Najgorsze jest to ze niby ona tez nie wiedziala ze on jest ze mna bo powiedzial ze wlasnie rozstal sie z dziewczyna i jest SAM.
Chcialam z nim rozmawiac o nas oprzyszlosci jak to rozwiazemy a on mnie skwitowal mowiac ze on juz nie chce rozmawiac i tyle.
Ciagle powtarza ze musi zapomniec o niej ale nic w tym kierunku nie robi, bo ciagle pisze i dzwoni do niej.
Najbardziej boli mnie to ze byl u niej w dniu naszego slubu i blagal zeby do niego wrocila ze on rzuci wszystko dla niej. A pozniej jak mu odmowila slubowal mi milosc w Kosciele przed Bogiem. Sama nie wiem jaka ja bylam slepa i glupia.
Zawsze mialam duze powodzenie ale nie musialam wziasc sobie teakiego przyglupa
dziekuje wszytskim ze wogole cos napisali.
Mam sie z nim spotkac w ten weekend i porozmawiac o rozwodzie ale juz wiem ze bedzie ciezko i ze moze mi nie podpisac dla zasady. Bo wyjdzie na glupka przed kolegami.
Dodam jeszcze ze wszyscy jego znajomi wiedzieli o nej i spotykali sie z nimi.
napisał/a: timon1 2008-11-30 13:30
nati30, będzie dobrze:)

dasz radę to ogarnąć, i możliwe, że byłaś ślepa i głupia bo byłaś zakochana, a wtedy klapki na oczach itd.

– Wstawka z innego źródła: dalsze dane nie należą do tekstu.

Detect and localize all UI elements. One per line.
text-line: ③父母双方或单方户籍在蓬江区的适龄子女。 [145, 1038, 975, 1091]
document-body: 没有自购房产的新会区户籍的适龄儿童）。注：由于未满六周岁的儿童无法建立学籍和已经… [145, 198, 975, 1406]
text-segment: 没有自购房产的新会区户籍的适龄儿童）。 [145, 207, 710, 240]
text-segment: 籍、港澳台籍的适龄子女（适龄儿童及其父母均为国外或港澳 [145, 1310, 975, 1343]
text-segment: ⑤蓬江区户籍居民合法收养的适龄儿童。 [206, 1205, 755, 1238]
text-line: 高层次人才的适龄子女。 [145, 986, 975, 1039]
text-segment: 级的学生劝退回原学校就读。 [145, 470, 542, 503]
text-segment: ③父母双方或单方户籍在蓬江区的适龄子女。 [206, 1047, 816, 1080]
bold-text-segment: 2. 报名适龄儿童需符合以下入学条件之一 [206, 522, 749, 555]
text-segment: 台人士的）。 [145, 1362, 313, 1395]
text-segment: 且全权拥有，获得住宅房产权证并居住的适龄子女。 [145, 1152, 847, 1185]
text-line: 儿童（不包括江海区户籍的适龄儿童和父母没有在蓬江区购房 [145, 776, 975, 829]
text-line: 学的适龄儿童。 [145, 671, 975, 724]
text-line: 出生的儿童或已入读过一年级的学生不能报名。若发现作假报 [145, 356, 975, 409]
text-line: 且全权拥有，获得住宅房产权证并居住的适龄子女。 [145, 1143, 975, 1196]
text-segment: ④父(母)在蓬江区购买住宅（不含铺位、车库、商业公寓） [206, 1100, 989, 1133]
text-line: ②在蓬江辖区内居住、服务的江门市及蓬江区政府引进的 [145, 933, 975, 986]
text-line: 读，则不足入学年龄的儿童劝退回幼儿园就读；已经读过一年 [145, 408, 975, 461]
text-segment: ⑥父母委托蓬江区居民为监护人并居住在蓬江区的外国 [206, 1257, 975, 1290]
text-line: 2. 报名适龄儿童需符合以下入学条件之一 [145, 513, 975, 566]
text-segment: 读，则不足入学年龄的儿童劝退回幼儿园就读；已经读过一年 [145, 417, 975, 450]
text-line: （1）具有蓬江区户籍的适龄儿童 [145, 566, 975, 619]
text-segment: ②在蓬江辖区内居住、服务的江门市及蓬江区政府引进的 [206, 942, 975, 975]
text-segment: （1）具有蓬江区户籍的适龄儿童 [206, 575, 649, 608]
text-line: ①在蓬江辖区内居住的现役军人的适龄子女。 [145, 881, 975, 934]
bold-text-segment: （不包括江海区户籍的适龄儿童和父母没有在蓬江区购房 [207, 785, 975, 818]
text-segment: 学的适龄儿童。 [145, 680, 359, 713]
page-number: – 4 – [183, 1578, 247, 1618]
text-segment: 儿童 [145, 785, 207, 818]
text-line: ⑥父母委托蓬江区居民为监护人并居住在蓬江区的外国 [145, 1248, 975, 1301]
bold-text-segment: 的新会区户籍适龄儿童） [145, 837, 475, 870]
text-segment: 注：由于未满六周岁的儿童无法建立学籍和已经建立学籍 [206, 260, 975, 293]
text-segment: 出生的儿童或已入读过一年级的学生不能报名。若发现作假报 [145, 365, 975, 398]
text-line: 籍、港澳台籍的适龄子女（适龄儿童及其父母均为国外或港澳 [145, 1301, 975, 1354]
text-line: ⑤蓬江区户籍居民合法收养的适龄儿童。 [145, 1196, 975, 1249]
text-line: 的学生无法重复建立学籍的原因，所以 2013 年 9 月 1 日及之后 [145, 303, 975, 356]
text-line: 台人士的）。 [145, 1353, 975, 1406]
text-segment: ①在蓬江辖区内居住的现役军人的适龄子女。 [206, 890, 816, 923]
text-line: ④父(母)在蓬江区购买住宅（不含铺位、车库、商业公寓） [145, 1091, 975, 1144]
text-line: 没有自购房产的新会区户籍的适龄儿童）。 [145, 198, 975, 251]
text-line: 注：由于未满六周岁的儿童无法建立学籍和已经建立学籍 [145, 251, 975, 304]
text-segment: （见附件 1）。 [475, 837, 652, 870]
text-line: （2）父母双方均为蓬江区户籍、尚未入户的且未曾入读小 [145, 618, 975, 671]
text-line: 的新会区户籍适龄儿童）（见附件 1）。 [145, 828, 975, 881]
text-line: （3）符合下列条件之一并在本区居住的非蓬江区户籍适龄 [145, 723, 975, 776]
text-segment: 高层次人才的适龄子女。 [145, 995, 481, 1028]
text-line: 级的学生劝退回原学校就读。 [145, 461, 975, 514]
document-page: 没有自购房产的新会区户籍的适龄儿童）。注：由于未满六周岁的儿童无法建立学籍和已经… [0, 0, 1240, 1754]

a jego znajomi widać, że są jego warci, czyli kompletne zera.

skoro mówisz, że zawsze miałaś powodzenie to tym bardziej nie powinnaś rozpaczać. Znajdziesz jeszcze kogoś porządnego:)
napisał/a: ~gość 2008-11-30 13:40
nati30 napisal(a):
Mam sie z nim spotkac w ten weekend i porozmawiac o rozwodzie ale juz wiem ze bedzie ciezko i ze moze mi nie podpisac dla zasady. Bo wyjdzie na glupka przed kolegami.
Dodam jeszcze ze wszyscy jego znajomi wiedzieli o nej i spotykali sie z nimi.


Pomyśl dziewczyno, jakie Ty masz jednak szczęście.
A gdyby Twój "mąż" ciebie zapłodnił i tak się zabawiał z innymi - czy nie było by ciężej ?
Obecnie poznałaś jego prawdziwy charakter - jesteś jeszcze bardzo młoda - masz szansę poznać kogoś normalnego. Masz szansę na szczęście w życiu.
napisał/a: rozczarowana2 2008-11-30 14:24
jestem nowa na tym portalu i tak na prade nie wiem, czego oczekuje zakładając ten temat.......ale proszę o szczere opinie.... jestem w szczęśliwym związku, ale ostatnio odkryłam, że mój partner dostał smsa z numer XXX dla dorosłych, poza tym odkryłam pościągane filmiki erotyczne i na komórce i na komputerze. Korzysta też z takich stron dla dorosłych, dość często, kiedy mne nie ma.Najbardziej niepokoi mnie ten sms.....po przeczytaniu jego wywnioskowałam, że to on zaczął pisać....nie wiem co robić......czy Waszym zdaniem,to już problem? nie piszcie, że mam z nim rozmawiać, bo próbowałam, na spokojnie i w ogóle, ale nie idzie......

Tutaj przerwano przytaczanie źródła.